しかし、クラウド化や働き方の変化などで、IT環境が様変わりしている。リモートワークで利用するモバイル端末、IoT機器の増加、ネットワーク構成の多様化などにより、攻撃の入り口が増加。生成AIの進化により攻撃の低コスト化が進んでいることも重なり、サイバー攻撃の被害は拡大している。
こうした状況を受け、サイバーセキュリティ分野への投資は拡大傾向にある。矢野経済研究所の調査によると、2025年度の国内サイバーセキュリティ市場規模は、事業者売上高ベースで1兆9471億円(前年度比9.2%増)と推計される。
日本企業のセキュリティ成熟度はレベル3 「部分的」にとどまる
国内企業(プロセス製造業、加工組立製造業、サービス業、流通業、金融業)495社を対象に、サイバーセキュリティの成熟度を調査したところ、レベル2〜4が多数を占めた。レベル1〜5の回答の平均を算出すると平均値は3.0で「会社が定めた文書化されたプロセスや手順に基づいて部分的に取り組んでいる」(レベル3)程度だった。国内企業のサイバーセキュリティ対策は、依然として部分的な対応にとどまっている企業が多いようだ。

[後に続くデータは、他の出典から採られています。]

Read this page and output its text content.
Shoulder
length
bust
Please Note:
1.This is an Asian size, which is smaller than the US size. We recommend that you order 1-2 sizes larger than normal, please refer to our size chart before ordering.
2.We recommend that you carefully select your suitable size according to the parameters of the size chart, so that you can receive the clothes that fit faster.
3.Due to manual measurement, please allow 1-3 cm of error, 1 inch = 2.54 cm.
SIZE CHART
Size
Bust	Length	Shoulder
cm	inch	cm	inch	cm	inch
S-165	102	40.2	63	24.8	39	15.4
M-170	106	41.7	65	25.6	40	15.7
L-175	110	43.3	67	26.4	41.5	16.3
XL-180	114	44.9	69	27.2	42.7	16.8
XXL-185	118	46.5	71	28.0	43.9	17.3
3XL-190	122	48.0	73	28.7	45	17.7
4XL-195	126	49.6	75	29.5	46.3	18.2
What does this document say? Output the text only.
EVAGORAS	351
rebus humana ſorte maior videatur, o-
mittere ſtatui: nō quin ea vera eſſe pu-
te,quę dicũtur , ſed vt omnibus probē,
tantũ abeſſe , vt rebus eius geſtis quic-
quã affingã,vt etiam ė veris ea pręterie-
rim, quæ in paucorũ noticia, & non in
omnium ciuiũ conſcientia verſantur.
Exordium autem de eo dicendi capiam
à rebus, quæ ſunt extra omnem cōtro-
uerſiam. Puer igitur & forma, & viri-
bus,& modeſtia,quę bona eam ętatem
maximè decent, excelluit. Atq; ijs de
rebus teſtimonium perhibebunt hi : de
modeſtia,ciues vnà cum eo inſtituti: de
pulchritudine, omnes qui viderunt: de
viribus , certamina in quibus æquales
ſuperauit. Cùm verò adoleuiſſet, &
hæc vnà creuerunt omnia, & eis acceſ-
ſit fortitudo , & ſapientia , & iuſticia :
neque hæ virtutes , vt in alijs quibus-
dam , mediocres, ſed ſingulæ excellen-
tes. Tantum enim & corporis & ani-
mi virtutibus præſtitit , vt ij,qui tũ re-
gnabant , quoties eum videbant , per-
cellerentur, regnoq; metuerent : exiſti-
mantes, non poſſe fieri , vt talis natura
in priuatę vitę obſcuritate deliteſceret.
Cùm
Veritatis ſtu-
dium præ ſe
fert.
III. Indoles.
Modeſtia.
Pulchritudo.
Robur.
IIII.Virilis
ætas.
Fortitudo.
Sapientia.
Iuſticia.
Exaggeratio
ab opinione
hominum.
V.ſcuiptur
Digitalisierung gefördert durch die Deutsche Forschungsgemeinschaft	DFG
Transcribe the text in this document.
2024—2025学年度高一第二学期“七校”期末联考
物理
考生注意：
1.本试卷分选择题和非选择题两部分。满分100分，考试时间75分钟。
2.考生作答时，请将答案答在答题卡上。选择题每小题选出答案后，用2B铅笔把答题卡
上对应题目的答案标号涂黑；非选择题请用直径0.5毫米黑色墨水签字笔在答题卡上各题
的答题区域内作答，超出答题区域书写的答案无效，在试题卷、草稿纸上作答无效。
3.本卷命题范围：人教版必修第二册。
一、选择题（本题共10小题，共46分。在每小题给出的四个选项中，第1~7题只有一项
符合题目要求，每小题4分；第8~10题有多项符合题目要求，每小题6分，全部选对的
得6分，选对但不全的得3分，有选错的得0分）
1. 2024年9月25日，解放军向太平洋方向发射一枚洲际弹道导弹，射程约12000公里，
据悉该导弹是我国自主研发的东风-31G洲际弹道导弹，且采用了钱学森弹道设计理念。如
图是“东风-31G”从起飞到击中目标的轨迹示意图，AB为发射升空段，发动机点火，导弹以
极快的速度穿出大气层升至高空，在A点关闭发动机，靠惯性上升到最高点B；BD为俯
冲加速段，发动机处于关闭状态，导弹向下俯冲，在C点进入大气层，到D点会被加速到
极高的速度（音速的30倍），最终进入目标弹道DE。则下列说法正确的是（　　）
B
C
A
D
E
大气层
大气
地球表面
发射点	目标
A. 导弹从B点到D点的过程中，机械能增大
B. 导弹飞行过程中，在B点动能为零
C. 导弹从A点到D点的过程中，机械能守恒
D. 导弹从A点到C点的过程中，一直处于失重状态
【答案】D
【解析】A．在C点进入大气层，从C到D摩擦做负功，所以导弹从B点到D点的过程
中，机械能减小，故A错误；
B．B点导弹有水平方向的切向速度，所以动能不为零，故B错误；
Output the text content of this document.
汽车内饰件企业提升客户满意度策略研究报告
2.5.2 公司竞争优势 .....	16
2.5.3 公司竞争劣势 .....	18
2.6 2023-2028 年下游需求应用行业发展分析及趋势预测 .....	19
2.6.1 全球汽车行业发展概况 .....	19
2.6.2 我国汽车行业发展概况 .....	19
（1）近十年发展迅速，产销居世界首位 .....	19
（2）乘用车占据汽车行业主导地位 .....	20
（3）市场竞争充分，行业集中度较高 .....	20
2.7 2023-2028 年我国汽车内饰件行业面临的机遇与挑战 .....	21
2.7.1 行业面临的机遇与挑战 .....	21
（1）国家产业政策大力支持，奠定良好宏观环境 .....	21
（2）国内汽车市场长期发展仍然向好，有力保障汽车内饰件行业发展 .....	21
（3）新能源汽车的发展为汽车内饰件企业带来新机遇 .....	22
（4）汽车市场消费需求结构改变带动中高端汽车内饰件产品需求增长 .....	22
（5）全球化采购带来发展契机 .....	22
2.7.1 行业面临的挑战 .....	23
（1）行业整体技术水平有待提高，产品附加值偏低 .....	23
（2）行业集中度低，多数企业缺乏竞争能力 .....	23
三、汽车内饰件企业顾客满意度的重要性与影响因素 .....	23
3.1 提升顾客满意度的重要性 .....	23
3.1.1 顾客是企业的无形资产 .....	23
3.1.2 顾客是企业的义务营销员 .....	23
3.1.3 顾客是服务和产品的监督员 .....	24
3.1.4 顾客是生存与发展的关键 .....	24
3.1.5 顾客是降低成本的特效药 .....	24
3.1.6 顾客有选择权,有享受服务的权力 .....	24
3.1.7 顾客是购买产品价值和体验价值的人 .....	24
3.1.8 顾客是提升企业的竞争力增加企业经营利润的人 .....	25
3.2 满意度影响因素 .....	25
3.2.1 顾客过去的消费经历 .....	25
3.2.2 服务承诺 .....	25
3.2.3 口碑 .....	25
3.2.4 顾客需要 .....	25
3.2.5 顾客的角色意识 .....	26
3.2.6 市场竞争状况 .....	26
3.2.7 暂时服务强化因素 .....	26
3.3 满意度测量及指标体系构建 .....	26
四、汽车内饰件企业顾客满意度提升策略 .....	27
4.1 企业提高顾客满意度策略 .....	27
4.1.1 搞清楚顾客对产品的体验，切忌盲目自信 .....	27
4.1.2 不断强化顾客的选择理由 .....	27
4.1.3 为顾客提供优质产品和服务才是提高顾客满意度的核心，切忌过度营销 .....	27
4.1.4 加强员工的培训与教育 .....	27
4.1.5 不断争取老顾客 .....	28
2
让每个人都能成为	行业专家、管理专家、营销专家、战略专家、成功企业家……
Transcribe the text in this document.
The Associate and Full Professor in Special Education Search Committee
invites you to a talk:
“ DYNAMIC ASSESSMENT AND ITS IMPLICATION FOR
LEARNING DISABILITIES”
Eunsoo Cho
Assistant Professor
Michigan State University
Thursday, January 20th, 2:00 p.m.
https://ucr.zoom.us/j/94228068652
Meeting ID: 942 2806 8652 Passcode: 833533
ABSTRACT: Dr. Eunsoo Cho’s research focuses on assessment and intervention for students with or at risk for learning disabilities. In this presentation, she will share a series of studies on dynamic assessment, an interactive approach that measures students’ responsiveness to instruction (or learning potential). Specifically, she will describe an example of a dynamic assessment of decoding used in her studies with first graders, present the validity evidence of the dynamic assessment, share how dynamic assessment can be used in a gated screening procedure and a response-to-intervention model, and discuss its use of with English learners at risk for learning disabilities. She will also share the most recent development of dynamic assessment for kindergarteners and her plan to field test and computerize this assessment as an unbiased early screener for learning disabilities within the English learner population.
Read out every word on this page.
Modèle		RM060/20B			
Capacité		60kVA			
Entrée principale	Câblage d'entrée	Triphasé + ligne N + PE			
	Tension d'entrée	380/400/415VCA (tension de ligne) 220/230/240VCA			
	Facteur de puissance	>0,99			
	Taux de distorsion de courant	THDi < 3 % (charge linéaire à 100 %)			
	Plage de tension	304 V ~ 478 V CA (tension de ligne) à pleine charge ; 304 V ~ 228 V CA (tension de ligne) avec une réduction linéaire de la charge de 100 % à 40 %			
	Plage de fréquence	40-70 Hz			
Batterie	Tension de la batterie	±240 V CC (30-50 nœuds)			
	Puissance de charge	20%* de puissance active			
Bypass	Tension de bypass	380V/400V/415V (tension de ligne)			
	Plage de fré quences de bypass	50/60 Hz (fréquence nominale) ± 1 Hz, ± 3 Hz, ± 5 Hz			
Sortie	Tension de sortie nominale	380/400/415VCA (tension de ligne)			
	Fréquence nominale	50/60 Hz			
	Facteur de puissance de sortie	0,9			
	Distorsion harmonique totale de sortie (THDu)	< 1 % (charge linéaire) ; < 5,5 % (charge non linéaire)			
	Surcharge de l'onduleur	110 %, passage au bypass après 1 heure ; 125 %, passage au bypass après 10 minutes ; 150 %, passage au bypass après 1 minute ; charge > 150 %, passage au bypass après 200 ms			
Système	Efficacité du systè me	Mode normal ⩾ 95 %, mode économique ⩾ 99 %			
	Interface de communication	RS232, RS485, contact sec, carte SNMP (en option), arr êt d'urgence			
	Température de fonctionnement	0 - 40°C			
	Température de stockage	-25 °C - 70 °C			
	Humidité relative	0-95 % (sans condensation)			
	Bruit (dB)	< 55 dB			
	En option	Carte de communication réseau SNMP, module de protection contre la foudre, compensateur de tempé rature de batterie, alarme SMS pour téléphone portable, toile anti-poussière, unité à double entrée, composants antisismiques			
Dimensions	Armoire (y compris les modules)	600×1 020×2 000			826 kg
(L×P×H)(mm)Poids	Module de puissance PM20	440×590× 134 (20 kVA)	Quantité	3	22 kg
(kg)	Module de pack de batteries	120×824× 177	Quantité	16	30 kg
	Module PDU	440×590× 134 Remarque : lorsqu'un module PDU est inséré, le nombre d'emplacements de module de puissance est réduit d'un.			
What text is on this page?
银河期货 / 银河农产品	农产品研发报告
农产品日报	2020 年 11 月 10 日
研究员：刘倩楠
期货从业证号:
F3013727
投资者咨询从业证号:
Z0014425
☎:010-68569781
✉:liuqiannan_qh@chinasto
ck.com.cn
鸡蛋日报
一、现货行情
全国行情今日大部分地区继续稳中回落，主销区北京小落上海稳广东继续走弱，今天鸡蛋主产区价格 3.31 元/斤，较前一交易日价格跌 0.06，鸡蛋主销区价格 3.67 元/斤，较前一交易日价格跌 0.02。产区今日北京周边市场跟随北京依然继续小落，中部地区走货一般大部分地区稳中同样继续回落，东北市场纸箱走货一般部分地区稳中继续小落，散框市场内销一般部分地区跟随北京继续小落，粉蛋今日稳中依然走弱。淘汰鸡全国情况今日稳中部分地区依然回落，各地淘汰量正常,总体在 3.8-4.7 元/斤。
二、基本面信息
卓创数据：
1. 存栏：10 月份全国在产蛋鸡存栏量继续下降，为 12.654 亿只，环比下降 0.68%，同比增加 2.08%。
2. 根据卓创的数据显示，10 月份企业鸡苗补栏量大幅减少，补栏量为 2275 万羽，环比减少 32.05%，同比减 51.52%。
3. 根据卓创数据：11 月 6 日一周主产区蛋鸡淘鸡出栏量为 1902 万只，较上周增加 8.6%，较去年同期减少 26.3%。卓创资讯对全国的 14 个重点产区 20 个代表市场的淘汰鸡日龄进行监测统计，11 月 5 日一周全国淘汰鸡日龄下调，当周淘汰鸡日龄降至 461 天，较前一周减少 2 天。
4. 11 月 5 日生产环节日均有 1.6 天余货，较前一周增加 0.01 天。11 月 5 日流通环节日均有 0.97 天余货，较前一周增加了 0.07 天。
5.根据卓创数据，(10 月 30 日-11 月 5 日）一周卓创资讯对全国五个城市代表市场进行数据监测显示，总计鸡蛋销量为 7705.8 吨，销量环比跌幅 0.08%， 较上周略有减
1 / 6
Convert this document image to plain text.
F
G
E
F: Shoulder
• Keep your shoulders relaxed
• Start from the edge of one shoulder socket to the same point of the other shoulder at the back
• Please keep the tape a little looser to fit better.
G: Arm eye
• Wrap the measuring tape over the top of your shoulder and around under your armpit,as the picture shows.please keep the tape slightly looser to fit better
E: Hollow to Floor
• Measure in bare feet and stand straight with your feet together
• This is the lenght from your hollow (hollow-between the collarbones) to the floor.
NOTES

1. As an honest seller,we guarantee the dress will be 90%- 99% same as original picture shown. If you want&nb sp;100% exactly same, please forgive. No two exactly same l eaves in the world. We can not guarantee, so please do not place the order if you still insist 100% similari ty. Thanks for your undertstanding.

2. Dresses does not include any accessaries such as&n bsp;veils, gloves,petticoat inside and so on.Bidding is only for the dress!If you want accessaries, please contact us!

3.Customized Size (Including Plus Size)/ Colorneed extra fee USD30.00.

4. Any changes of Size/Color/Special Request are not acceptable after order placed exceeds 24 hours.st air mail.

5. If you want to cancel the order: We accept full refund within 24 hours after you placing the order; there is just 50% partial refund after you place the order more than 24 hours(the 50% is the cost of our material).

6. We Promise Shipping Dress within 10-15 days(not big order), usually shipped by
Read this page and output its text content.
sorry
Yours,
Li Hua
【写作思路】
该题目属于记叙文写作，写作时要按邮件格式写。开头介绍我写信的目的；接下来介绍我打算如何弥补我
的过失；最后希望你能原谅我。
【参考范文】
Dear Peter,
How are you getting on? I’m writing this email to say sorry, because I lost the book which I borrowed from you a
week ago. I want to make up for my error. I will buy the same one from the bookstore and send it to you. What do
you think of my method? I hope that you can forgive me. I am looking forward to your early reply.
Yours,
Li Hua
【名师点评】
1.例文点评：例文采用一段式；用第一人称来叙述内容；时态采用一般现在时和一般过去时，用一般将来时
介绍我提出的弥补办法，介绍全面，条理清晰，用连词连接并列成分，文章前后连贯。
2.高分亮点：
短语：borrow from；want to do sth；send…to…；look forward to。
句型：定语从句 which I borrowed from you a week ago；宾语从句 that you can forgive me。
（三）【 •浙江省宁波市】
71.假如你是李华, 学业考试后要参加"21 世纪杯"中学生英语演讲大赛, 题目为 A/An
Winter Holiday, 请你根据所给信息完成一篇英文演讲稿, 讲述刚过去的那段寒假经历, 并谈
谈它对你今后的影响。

2026年度の国内のサイバーセキュリティ市場規模は、事業者売上高ベースで2兆1220億円(前年度比9.0%増)と予測される。
中でもAIは重要なキーワードの一つであり、中長期的にみればAIエージェントを製品に搭載することが想定される。矢野経済研究所は「運用にもAIエージェントが組み込まれることから、AIによるサイバーセキュリティ分野における運用の自動化が進む」と予測する。
2030年ごろに注視すべきトレンドとは?
2030年前後には、量子コンピュータによる暗号解読リスクへの対応なども検討しなければならない可能性がある。
ベンダー企業各社は備えるべき機能やエコシステムの方向性について考える必要がある。一方、導入側の企業は、進化するセキュリティトレンドに追随できるベンダー企業を見極めなければならない。
調査は3〜5月、サイバーセキュリティ関連事業者や民間企業などを対象に、直接面談や電話・メール、法人アンケートで実施した。